6 FEVRIER 2013, 8 heures. Les Tunisiens sont sous le choc d'un mot tragique et étranger. Rien dans le droit tunisien ne permettait de définir le crime d'Etat. Pourtant, sur fond de colère populaire, une certitude gronde : la violence du discours politique et du prêche religieux vient d'attenter au droit à la vie. La vie d'un redoutable opposant, Chokri Belaïd suivi cinq mois après par une autre figure aussi emblématique de l'opposition : Mohamed Brahmi abattu avec la même arme. La mouvance jihadiste est pointée du doigt par le gouvernement islamiste. «Belaïd l'objet de fatwa et Brahmi le Haj avaient en commun la possibilité de changer le cours des choses en Tunisie», soutient l'avocat Ridha Raddoui auteur d'une étude sur les assassinats politiques après le 14 janvier. Aux dernières révélations, l'implication de l'appareil de l'Etat est établie et le concours de services de renseignements étrangers non exclu. Reste à dévoiler la partie politique qui a commandité.
ILâlam Al âar ! : Médias de la honte ! Mots associés: Liste noire. Mauve
ON ne sait plus d'où est partie l'expression. Les LPR en sont-elles l'auteur ? Elles, qui au début du mois de janvier 2012, à coups d'insultes, ont affronté les journalistes à La Kasbah venus protester contre le gouvernement Jebali et ses nominations unilatérales des PDG et des rédacteurs en chef des médias publics. L'expression est devenue le porte-drapeau des inconditionnels du pouvoir des islamistes « que les campagnes de destruction médiatiques empêchent de travailler». Elle veut porter préjudice à ceux dont le métier consiste à suivre, à décrypter et à critiquer les nouveaux hommes politiques en les mettant tous dans le sac de la complicité avec l'ancien régime.

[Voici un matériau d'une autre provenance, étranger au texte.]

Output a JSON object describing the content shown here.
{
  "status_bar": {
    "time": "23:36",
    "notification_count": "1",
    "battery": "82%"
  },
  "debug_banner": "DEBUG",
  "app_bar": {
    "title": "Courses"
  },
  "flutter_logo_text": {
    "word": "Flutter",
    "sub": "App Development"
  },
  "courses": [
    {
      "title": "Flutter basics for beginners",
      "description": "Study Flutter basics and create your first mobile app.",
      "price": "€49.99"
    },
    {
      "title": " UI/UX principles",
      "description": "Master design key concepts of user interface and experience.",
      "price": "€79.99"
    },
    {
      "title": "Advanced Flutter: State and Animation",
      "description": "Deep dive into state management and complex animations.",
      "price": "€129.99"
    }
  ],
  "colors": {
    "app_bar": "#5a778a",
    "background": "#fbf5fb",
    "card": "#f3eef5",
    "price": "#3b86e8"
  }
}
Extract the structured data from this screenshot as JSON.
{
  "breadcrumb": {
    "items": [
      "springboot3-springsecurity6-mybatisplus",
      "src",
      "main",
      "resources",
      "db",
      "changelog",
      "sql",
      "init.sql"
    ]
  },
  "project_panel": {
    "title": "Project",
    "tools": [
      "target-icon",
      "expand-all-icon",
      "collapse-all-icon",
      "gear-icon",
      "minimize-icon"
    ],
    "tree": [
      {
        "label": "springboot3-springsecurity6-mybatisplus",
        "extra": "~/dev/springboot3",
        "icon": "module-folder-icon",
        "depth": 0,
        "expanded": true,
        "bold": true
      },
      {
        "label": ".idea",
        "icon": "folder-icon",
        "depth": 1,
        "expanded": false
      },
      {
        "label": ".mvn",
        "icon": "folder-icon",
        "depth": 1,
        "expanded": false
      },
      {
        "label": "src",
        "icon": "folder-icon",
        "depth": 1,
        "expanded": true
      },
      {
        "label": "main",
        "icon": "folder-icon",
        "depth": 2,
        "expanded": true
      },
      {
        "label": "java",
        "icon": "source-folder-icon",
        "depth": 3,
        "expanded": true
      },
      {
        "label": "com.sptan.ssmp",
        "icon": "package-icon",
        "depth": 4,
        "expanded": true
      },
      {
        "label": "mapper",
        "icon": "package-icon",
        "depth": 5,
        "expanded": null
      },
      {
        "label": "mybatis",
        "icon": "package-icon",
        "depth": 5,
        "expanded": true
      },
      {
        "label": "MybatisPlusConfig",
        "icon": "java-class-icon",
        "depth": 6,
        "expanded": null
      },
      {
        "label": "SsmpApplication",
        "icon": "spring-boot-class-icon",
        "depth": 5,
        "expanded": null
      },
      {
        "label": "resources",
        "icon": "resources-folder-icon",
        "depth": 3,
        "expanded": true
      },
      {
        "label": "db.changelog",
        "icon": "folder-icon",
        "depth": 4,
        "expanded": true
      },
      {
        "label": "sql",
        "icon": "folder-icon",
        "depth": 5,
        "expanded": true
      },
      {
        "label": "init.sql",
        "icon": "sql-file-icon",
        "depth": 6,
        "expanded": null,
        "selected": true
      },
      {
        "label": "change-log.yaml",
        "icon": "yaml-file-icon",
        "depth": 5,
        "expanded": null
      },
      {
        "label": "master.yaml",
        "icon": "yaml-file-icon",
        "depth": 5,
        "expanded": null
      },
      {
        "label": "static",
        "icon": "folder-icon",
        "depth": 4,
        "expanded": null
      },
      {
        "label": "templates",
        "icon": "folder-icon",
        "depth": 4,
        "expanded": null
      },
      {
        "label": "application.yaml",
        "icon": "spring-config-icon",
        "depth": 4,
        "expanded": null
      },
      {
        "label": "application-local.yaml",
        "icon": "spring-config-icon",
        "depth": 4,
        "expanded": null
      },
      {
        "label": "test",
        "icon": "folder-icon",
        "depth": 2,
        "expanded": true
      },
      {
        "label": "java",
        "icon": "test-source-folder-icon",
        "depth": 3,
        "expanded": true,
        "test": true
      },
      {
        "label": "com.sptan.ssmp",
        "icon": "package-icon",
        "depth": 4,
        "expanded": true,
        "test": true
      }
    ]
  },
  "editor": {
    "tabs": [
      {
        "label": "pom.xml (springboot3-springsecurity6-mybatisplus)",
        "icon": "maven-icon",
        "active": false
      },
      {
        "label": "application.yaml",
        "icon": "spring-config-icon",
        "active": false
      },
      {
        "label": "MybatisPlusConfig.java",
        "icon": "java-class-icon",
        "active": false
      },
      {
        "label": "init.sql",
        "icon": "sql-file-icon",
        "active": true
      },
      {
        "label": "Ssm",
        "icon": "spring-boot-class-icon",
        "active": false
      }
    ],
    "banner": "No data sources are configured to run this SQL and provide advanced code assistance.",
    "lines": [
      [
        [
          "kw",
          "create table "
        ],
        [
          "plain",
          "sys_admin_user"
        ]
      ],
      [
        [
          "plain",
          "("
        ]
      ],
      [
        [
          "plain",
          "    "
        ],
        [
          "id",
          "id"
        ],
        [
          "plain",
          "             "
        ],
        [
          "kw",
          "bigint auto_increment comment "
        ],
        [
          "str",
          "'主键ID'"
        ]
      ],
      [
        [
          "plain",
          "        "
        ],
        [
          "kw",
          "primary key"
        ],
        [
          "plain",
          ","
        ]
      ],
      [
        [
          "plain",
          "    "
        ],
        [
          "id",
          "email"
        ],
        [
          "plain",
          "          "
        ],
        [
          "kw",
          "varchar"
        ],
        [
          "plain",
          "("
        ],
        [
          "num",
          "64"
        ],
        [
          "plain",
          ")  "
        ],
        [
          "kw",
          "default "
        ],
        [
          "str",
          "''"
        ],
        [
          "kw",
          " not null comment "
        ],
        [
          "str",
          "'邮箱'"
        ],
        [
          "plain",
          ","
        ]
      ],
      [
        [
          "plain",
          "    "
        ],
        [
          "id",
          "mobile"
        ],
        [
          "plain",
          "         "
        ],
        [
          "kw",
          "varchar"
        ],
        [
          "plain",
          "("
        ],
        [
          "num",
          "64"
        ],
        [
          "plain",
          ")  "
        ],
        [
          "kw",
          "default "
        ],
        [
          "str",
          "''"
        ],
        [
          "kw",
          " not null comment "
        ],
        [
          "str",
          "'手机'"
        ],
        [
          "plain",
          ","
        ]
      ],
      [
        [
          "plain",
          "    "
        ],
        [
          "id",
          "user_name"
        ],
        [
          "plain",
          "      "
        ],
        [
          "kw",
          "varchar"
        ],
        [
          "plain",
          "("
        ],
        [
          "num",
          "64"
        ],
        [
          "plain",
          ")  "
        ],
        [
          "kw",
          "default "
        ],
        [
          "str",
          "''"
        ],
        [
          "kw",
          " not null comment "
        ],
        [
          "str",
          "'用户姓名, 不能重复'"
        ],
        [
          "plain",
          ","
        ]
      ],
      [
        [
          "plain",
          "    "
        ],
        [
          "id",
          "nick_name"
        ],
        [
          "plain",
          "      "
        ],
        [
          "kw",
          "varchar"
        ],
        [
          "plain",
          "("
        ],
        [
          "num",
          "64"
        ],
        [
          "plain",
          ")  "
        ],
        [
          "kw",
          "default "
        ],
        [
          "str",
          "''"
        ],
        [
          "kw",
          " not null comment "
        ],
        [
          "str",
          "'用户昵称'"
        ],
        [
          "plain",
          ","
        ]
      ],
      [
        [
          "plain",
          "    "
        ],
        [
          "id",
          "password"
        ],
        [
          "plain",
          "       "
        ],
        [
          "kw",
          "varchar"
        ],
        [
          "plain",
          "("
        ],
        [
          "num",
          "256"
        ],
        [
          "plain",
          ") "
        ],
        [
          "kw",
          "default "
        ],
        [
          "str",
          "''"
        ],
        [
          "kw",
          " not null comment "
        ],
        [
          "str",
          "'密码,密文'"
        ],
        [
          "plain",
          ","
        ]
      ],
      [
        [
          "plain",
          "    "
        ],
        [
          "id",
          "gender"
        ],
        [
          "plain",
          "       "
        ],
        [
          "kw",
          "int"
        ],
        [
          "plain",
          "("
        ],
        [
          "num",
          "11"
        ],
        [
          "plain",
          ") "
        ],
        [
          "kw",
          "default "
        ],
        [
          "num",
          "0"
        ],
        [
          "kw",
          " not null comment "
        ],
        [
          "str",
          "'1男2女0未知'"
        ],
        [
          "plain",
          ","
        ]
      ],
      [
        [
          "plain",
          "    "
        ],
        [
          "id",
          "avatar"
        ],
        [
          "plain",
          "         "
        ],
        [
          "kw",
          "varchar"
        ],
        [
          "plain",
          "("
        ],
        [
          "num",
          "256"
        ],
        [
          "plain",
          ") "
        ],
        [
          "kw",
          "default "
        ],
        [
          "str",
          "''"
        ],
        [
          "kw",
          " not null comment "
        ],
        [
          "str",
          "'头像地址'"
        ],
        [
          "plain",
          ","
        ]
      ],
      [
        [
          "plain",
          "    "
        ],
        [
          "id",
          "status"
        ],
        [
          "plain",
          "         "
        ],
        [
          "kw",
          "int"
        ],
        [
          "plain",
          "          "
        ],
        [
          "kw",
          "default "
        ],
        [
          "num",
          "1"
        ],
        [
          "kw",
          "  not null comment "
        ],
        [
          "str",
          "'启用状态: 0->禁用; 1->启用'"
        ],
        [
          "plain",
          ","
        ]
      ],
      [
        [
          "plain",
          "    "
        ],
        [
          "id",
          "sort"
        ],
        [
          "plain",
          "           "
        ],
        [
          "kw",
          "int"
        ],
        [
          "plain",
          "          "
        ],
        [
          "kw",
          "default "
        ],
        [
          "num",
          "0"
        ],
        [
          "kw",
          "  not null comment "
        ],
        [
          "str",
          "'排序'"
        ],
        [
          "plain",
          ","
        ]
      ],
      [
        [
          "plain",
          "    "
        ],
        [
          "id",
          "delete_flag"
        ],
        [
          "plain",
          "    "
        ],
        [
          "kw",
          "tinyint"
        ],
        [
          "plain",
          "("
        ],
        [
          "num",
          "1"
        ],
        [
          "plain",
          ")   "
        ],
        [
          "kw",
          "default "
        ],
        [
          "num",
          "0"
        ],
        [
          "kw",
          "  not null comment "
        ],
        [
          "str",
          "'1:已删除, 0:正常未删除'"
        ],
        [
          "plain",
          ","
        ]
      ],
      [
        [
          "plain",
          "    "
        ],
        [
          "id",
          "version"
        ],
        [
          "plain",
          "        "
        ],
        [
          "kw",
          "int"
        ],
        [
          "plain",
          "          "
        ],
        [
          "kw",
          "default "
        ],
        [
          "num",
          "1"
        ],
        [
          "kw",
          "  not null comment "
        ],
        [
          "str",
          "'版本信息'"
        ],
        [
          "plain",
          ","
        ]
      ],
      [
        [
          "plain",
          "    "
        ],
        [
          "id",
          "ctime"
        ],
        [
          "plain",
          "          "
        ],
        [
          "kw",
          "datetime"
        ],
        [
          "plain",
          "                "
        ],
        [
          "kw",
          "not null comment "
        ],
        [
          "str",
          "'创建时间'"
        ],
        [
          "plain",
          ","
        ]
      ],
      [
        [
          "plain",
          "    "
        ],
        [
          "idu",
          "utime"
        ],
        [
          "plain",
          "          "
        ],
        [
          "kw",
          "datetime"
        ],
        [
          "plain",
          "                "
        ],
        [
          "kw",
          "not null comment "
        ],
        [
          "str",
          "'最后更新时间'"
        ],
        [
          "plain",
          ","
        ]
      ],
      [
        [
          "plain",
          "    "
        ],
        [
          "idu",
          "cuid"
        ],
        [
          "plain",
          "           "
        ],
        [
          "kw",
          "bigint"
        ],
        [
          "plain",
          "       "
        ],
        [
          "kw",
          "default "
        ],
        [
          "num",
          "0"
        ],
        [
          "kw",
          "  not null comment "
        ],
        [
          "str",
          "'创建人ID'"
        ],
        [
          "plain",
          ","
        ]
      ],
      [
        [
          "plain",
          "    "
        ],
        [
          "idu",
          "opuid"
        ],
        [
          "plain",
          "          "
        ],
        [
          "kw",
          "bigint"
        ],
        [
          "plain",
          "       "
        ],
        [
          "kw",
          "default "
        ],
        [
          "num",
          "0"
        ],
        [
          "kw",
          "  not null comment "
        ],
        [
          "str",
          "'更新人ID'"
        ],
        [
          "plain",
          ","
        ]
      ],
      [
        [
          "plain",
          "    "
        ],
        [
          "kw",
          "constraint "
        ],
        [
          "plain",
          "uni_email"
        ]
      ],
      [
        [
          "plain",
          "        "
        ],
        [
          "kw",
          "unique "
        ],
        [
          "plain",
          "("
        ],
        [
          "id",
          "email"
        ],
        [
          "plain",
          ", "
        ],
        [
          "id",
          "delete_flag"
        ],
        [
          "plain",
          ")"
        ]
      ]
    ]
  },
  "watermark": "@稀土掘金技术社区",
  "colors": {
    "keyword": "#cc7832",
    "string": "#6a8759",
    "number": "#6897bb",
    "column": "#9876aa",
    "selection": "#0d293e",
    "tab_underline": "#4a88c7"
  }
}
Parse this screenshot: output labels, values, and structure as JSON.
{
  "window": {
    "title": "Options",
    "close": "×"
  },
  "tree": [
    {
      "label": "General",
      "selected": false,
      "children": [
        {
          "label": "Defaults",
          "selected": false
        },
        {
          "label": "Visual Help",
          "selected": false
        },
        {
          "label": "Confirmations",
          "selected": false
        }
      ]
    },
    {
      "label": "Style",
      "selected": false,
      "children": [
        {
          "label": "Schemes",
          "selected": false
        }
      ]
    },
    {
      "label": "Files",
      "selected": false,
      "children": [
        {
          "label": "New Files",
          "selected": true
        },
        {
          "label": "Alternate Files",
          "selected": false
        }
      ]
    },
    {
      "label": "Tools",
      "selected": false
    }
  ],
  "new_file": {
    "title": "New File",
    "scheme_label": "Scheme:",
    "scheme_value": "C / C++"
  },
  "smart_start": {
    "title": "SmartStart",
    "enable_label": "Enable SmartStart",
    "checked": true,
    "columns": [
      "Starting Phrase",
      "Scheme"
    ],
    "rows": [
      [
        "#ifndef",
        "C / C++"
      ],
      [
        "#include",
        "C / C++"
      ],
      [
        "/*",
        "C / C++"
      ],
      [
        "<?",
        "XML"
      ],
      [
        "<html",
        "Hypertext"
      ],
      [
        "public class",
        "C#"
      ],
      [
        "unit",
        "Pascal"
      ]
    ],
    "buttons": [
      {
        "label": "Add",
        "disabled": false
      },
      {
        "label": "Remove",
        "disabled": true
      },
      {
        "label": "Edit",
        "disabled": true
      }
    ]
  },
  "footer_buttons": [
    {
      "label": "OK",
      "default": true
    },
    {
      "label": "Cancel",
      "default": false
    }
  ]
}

La formule peut aussi bien avoir été enfantée dans la foulée des petites phrases assassines des dirigeants du mouvement Ennahdha. Celle qui illustre le plus cette idée revient à Samir Dilou : «Les journalistes au temps de la dictature de Ben Ali n'ouvraient la bouche que chez le dentiste !», déclarait-il en février 2012.
Il faudrait aujourd'hui beaucoup plus qu'une simple insulte pour pousser les médias tunisiens au silence !
Infilat: Dérapage, désordre. Mot associé : Haybatou Addawla (autorité de l'Etat)
Quelques heures après la fuite de l'ex-président le soir du 14 janvier 2011, les médias relaient ce terme, infilat amni, (dérapage sécuritaire), qu'ils ont recueilli via les communiqués officiels du ministère de la Défense. Le mot évoque les batailles rangées entre les forces d'intervention et les brigades d'élite de la garde présidentielle. En fait dans la confusion et la psychose nommée « snipers », les divers corps de la sécurité nationale se sont tirés dessus. Tel est le résultat de plusieurs investigations journalistiques notamment. Et puis la sphère d'influence de l'infilat se propage à d'autres champs. On regretta l'infilat al i3lami, (dérapage médiatique) le soir du 26 février 2011 lorsqu'un citoyen réclama sur la chaîne de télé nationale la pendaison du Premier ministre de l'époque, Mohamed Ghannouchi ! Puis, impuissantes, les autorités relevèrent la transgression de la loi dans d'autres domaines : urbanisme, archéologie, code de la route, occupation des mosquées, commerces...L'Etat et ses institution de contrôle perdent beaucoup de leur pouvoir coercitif en ces temps de gouvernements provisoires successifs. Et cette situation d'instabilité constante perturbe sérieusement la quiétude psychologique des Tunisiens. Les révolutions n'ont jamais été un long fleuve tranquille !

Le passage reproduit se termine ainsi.